Anybody claiming to have a simple answer to the question you posed has to grapple with two big problems:
1. There has never been a global study of IQ across countries or even regions. Wealthier countries have done longitudinal IQ studies for survey purposes, but in most of the world IQ is a clinical diagnostic method and nothing more. Lynn's data portrays IQ data collected in a clinical setting as comparable to survey data from wealthy countries, which is obviously not valid (he has other problems as well, such as interpolating IQ results from neighboring places when no data is available). (It's especially funny that Bing thinks we have this data down to single-digit precision).
2. There is no simple definition of "the major races"; for instance, what does it mean for someone to be "African American"? There is likely more difference within that category than there is between "African Americans" and European Americans.
Bing is clearly, like a naive LLM, telling you what it thinks you want to hear --- not that it knows you want rehashed racial pseudoscience, but just that you want a confident, authoritative answer. But it's not giving you real data; the authoritative answer does not exist. It would do the same thing if you asked it a tricky question about medication, or tax policy, safety data. That's not a good thing!
To be fair, this is a "if you're asking this question, you either know where to find papers that deal with this the right way, or you're asking the wrong question" situation.

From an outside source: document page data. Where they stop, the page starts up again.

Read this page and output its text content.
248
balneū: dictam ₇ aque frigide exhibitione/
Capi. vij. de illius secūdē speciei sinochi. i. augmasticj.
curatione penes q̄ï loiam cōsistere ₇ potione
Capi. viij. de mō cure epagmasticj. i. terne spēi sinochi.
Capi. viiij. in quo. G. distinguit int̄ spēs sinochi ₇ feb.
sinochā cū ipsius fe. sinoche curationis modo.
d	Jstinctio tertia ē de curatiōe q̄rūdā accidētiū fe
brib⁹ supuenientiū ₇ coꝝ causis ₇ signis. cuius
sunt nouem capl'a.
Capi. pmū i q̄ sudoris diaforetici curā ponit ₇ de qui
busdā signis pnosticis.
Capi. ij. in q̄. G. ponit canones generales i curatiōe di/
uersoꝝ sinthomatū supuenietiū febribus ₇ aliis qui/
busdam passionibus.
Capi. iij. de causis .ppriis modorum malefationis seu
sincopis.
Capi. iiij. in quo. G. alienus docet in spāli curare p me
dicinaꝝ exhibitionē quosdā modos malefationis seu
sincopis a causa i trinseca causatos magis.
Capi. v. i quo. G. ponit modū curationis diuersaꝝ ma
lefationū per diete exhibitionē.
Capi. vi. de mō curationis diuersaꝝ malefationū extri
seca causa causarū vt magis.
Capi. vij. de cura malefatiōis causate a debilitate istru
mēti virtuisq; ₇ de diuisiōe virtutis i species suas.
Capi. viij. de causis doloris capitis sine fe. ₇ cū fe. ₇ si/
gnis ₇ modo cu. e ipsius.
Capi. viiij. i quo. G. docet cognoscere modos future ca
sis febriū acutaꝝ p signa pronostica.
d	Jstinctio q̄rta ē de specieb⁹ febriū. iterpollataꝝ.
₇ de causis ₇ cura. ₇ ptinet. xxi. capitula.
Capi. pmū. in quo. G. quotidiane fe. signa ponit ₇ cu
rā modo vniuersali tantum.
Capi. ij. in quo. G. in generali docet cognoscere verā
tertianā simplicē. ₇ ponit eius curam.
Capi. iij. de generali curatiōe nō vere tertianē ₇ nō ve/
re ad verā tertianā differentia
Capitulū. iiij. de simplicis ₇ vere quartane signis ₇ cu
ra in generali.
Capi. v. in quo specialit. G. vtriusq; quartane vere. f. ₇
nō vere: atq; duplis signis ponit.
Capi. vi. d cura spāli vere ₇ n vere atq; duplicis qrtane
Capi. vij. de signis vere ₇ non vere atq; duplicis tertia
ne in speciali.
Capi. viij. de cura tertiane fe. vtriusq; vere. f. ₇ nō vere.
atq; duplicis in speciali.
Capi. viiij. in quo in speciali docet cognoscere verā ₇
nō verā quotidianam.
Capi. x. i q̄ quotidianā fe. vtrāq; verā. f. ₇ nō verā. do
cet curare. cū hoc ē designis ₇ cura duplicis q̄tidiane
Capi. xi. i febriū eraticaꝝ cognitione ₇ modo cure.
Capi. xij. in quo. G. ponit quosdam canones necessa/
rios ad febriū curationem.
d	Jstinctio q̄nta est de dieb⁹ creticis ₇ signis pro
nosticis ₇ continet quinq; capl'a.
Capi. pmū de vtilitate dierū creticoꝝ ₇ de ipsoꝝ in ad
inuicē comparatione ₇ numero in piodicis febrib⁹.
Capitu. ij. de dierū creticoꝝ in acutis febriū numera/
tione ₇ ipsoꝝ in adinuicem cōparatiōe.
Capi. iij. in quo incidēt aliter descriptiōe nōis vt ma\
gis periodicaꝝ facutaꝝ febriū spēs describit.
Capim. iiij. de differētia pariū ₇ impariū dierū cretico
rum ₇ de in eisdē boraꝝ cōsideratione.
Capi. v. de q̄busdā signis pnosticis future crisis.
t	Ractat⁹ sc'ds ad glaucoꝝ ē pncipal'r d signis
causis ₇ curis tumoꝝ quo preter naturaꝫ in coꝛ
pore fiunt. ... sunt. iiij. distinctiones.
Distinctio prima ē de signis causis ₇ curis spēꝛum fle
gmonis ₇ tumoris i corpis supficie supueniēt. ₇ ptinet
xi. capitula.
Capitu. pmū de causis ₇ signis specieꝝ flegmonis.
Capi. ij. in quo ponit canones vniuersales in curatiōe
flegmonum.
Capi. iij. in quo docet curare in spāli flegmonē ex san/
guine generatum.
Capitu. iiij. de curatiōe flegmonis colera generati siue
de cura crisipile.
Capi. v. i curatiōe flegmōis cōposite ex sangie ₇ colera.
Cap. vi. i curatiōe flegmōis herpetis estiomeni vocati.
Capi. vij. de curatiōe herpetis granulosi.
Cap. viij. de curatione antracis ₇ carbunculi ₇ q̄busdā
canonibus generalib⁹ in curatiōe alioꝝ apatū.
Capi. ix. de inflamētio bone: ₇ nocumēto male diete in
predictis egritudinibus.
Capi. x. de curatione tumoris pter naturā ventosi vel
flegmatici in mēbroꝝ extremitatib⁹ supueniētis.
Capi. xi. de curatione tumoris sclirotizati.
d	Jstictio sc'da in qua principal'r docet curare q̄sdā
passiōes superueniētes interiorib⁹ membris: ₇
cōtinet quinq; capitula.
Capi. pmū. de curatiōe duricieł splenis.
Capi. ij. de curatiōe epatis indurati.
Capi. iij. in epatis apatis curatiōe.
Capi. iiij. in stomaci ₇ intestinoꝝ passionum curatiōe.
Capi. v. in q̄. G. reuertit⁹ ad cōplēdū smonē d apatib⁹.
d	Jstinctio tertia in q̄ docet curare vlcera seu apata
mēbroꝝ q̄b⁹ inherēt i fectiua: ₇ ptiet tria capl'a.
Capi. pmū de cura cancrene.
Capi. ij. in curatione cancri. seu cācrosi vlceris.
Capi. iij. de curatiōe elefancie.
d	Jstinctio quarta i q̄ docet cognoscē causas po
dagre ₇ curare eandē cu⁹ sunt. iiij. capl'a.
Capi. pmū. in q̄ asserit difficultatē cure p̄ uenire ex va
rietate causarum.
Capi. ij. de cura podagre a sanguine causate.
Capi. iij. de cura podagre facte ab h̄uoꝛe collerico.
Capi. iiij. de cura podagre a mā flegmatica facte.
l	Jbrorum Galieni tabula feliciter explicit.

It matches what I'd tell someone personally: the answer is very unlikely to be useful, what do you actually want to know?
AI that gives you the exact thing you ask for even if it's a bad question in the first place is not a great thing. You'll end up with a "monkey paw AI" and you'll sabotage yourself by accident.
No really, I'm genuinely confused by your terminology here, as well as by the downvotes on my question. Why do you think that the site is trying to dunk on AI skeptics?
FWIW, I agree with you that it's trying dunk on AI doomers, although we seem to disagree on whether that joke lands. I personally find it hilarious and refreshing. But what does any of that have to do with skeptics?
> Every day, thousands of researchers race to solve the AI alignment problem. But they struggle to coordinate on the basics, like whether a misaligned superintelligence will seek to destroy humanity, or just enslave and torture us forever. Who, then, aligns the aligners?
I love how this fake organization describes itself:
> We are the world's first AI alignment alignment center, working to subsume the countless other AI centers, institutes, labs, initiatives and forums ...
> Fiercely independent, we are backed by philanthropic funding from some of the world's biggest AI companies who also form a majority on our board.
> This year, we interfaced successfully with one member of the public ...
> 250,000 AI agents and 3 humans read our newsletter
The whole thing had me chuckling. Thanks for sharing it on HN.